The exercise generally moves along at light speed, so much so that I often found myself struggling to remember some of the plot points.

Taken as a whole, I think the movie is adequate. It looks great, and may serve up the most amazing battles and effects of the entire franchise. (I ought to note that I haven’t seen Solo and have watched very little of the TV series: the animated Clone Wars, Rebels and Resistance and the new live-action The Mandalorian.)

The core trio of Rey, Finn and Dameron of are engaging, and their exploits over the first two-thirds or so of the movie are fun. But the story offers almost nothing that I found novel or surprising. There’s a sequence in the middle in which the heroes are treading on enemy turf, and I watched with a mixture of boredom and impatience — the former because I thought We’re doing this kind of thing again?, the latter because We’ve still got at least half of the movie to get through.
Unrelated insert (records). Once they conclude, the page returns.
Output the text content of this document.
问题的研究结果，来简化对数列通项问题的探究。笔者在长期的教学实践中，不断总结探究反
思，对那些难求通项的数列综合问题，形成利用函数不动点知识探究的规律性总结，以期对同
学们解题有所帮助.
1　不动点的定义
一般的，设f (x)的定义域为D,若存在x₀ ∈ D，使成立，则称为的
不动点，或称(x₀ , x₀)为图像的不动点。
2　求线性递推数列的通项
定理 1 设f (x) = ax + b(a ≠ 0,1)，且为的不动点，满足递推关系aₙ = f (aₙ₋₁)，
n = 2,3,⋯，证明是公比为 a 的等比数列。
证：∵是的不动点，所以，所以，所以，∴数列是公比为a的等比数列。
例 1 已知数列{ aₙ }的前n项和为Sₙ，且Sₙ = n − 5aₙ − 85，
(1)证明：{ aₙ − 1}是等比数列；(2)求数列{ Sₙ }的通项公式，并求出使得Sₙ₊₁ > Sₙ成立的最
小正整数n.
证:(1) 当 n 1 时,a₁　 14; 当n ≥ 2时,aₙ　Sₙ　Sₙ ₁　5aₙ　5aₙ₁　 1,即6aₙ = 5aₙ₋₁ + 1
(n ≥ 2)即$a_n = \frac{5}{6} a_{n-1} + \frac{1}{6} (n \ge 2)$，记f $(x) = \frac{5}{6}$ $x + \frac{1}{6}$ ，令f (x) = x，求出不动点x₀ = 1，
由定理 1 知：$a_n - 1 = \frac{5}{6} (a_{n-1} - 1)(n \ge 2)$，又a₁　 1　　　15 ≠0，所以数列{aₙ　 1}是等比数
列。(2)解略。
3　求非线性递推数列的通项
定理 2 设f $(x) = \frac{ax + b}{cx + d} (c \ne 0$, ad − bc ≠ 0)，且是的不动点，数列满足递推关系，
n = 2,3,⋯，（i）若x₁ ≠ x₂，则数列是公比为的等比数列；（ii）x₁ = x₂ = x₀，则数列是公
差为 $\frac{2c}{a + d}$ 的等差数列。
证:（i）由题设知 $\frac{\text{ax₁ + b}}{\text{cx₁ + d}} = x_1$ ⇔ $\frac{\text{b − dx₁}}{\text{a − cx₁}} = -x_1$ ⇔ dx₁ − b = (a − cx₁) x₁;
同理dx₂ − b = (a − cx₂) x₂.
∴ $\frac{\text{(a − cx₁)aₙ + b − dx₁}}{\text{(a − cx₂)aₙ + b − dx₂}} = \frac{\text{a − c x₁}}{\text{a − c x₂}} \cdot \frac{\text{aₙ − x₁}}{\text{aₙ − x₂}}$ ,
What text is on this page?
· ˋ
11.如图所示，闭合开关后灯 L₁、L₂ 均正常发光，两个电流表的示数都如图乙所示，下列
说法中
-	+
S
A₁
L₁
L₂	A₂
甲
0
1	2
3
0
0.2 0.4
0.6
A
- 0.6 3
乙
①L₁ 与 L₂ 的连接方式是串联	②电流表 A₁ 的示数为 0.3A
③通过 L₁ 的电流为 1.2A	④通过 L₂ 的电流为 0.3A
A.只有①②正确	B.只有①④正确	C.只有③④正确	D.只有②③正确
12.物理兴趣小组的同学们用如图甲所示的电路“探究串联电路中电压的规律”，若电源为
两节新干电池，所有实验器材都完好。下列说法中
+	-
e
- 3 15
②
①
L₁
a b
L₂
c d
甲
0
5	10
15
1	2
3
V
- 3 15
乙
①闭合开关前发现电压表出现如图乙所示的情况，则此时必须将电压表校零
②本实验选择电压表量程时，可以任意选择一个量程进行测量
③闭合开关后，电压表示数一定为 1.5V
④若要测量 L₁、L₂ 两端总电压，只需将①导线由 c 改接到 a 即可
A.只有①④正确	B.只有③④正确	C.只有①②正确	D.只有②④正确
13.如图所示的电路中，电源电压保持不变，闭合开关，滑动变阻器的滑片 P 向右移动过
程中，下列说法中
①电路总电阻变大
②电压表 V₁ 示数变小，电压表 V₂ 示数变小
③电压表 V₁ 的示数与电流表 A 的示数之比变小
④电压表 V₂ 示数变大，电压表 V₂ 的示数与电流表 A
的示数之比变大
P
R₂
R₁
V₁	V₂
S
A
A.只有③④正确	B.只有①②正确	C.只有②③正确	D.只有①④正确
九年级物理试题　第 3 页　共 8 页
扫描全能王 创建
The biggest problem may be that, as I noted in my writeup of Last Jedi, my enthusiasm for Star Wars has dropped off over the years. I watched The Last Jedi about four and a half months after its premiere; my viewing of The Rise of Skywalker trailed the debut by two months. Maybe I’ve become an old fuddy-duddy, but I’m just not sure what this saga can do for me to find it more than just mildly entertaining.